Israel’s top diplomat rejected accusations “of war crimes” in the operation.

“We will continue to act with determination and strength, in accordance with our right to self-defence, until all of the hostages are freed and Hamas is defeated,” Foreign Minister Israel Katz said.

A rescued hostage is seen on a large screen at a rally in Tel Aviv by relatives and supporters of Israelis taken captive in Gaza in the October 7 attacks

Seeking to explain the civilian toll and damage from the raid, Israeli military spokesman Peter Lerner told US network ABC that forces “came under fire from a 360-degree threat. RPGs, AK-47s, explosive devices on the way, mortar rounds. It was and is a war zone.”

Subsequent fighting saw four members of one family killed when an air strike hit their house in Gaza City’s Al-Daraj area, in the territory’s north, according to Al-Ahli hospital medics.

Israeli helicopters were also firing east of the Bureij camp, near Nuseirat, witnesses told AFP.

And heavy artillery shelling from Israeli army tanks hit central and northern areas of Rafah, said officials in the southern city.

The four freed hostages are among only seven that Israeli forces have managed to rescue alive since Palestinian militants seized 251 in their October 7 attack.

Israeli hostage Andrey Kozlov, 27, disembarks with soldiers from an air force CH-53 Sea Stallion helicopter after his rescue from captivity in the Gaza Strip, near Tel Aviv on June 8, 2024

Dozens were exchanged in a November truce for Palestinian prisoners. After Saturday’s rescue operation, 116 hostages remain in Gaza, although the army says 41 of them are dead.

European Union foreign policy chief Josep Borrell welcomed the hostage release and said reports “of another massacre of civilians are appalling… the bloodbath must end immediately”.

- Blinken heads to Middle East -

United States President Joe Biden on May 31 launched a new push for a ceasefire and hostage release deal involving US, Qatari and Egyptian mediators, but without any tangible results so far.

An image depicting Noa Argamani, one of the four Israeli hostages rescued, is held up as Israeli activists rally during a demonstration calling for the return of hostages held in the Gaza Strip

Hamas has insisted on a permanent truce and full Israeli withdrawal from all parts of Gaza – demands that Israel has firmly rejected.

Hamas’s Qatar-based chief Ismail Haniyeh on Sunday condemned the “horrific massacre” in Nuseirat and insisted that “any agreement reached must include a permanent cessation of aggression, a complete withdrawal from the strip, an exchange deal and reconstruction”.

US Secretary of State Antony Blinken will visit the Middle East from Monday for his eighth regional tour since the October 7 attack, with stops planned in Israel, Egypt, Jordan and Qatar.

Blinken on Saturday again insisted that “the only thing standing in the way of achieving this ceasefire is Hamas.
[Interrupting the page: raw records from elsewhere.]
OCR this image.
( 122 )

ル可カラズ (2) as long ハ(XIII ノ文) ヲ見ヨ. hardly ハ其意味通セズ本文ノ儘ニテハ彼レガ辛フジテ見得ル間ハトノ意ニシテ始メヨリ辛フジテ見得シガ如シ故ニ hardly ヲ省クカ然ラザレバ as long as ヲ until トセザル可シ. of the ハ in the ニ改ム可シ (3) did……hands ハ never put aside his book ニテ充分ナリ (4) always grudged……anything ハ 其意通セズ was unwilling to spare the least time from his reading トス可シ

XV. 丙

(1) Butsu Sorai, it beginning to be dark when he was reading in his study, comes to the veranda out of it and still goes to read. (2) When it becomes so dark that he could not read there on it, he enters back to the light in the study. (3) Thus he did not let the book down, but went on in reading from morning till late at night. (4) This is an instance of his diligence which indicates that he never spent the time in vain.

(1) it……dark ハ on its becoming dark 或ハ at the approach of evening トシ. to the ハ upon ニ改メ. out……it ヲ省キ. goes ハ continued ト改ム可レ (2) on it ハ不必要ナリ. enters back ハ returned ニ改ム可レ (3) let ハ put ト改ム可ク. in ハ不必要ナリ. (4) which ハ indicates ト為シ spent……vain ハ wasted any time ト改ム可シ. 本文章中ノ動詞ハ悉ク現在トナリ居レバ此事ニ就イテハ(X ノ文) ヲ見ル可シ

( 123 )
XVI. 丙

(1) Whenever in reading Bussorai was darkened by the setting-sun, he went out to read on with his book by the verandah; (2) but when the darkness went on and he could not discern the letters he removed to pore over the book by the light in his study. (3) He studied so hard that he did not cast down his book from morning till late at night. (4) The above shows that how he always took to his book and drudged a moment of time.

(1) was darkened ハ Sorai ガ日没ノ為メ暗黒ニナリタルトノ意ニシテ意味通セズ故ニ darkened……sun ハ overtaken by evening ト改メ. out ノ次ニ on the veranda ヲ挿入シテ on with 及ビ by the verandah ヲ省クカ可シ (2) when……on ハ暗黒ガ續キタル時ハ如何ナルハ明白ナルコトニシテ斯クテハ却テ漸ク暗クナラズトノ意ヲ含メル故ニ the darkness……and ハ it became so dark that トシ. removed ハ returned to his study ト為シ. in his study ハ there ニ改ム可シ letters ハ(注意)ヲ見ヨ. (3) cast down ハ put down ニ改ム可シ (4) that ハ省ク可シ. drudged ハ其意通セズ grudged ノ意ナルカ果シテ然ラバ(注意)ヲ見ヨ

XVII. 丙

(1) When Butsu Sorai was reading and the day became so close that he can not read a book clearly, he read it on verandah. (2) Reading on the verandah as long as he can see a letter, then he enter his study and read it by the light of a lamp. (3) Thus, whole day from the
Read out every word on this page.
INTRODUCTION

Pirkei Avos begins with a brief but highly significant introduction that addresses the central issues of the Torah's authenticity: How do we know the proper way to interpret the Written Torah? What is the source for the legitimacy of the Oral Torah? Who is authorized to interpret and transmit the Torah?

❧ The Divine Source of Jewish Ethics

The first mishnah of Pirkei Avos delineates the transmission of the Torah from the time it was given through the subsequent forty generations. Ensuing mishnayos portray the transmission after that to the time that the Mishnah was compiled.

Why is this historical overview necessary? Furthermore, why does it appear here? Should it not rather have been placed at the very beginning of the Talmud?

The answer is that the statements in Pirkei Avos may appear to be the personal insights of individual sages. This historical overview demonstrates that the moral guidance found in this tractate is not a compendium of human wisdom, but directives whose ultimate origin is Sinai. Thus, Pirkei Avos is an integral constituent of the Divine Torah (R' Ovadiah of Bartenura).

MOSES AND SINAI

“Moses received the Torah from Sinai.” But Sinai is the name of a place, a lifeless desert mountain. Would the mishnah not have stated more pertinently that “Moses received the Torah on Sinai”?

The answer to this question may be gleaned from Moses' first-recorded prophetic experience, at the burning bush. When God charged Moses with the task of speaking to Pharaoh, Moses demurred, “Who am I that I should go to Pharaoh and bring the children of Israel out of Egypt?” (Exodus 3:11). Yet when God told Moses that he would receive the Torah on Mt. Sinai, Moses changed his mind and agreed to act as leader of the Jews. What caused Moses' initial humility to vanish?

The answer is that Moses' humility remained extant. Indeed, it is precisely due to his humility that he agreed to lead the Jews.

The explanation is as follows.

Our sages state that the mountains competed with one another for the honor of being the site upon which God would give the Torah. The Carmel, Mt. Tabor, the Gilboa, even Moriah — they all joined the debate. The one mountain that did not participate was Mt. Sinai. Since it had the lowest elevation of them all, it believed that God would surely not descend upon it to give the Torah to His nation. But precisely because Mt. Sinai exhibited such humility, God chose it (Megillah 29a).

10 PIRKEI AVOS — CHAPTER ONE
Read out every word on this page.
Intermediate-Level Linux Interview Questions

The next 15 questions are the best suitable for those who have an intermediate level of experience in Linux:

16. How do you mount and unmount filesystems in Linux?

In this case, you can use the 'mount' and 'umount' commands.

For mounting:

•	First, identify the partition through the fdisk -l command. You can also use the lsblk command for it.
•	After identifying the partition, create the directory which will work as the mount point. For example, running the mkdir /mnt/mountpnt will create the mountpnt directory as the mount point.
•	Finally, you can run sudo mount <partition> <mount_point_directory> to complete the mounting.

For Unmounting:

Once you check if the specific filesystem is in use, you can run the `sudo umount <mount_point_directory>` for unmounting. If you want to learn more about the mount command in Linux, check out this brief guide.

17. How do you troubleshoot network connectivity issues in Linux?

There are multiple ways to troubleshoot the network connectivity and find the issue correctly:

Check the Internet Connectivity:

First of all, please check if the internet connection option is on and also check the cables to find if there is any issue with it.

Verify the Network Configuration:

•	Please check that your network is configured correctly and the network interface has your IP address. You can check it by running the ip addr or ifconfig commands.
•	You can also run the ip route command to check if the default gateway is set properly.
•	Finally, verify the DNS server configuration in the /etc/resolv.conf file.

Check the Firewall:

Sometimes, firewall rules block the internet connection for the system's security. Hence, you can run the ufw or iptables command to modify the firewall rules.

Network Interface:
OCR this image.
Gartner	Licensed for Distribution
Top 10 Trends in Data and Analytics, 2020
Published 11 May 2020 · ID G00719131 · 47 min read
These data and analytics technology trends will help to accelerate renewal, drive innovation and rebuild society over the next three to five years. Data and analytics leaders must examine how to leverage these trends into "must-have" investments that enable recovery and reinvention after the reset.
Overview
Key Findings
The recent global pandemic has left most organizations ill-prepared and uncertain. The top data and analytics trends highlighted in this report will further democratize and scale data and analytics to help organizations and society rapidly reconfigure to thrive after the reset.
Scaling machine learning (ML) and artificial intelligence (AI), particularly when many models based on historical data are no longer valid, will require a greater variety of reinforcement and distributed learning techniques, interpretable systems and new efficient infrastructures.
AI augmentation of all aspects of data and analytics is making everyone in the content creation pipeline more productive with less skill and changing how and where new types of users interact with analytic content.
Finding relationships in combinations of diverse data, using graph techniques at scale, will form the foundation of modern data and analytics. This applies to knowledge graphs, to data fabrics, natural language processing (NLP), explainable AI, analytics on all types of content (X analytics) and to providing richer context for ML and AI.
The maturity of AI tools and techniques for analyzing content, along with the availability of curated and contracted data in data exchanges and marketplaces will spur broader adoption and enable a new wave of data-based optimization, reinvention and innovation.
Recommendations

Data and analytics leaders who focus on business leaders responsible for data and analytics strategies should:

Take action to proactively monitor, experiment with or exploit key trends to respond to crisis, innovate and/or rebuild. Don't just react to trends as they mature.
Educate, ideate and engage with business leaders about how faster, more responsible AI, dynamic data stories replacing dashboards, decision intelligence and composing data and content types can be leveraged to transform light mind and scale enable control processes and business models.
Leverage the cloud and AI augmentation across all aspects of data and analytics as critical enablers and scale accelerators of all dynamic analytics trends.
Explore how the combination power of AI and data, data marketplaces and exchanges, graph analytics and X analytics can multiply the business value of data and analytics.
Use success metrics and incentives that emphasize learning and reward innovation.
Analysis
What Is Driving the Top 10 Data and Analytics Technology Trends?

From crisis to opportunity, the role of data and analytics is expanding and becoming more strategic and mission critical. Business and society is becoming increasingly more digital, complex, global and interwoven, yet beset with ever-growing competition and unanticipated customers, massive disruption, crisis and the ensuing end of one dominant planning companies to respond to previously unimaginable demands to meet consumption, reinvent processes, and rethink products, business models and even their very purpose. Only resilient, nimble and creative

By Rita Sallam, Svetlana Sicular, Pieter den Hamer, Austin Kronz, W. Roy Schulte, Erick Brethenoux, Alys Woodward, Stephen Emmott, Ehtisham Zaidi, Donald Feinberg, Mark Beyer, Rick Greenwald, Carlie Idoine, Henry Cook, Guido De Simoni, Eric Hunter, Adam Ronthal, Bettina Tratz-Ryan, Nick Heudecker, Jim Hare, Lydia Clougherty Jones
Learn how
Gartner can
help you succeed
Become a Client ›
It is time for them to accept the deal.”

In an interview with US broadcaster CBS, National Security Advisor Jake Sullivan said “my hope is that by the time the Israeli prime minister comes to address Congress, which will be near the end of July, that we will have in place this ceasefire and hostage deal”.

Israeli special forces swooped in to free the captives from two buildings

The bloodiest ever Gaza war broke out after the October 7 attack on southern Israel that resulted in the deaths of 1,194 people, mostly civilians, according to an AFP tally based on Israeli official figures.

Israel’s retaliatory military offensive has killed at least 37,084 people in Gaza, also mostly civilians, according to the territory’s health ministry.

“This horror must stop,” UN chief Antonio Guterres said on Saturday, when he detailed that 135 workers of the UN agency for Palestinians had died in the war, the world body’s highest toll in any conflict.

The war has brought widespread devastation to Gaza and displaced most of its 2.4 million inhabitants, many whom are on the brink of starvation.

Pro-Palestinian demonstrators holding a 'red line' at a rally near the White House on June 8, 2024

Aid has arrived only sporadically by truck, airdrops and sea.

The US military said a temporary pier that had suffered storm damage late last month had been rebuilt and used on Saturday to deliver about 492 tonnes of “much needed humanitarian assistance”.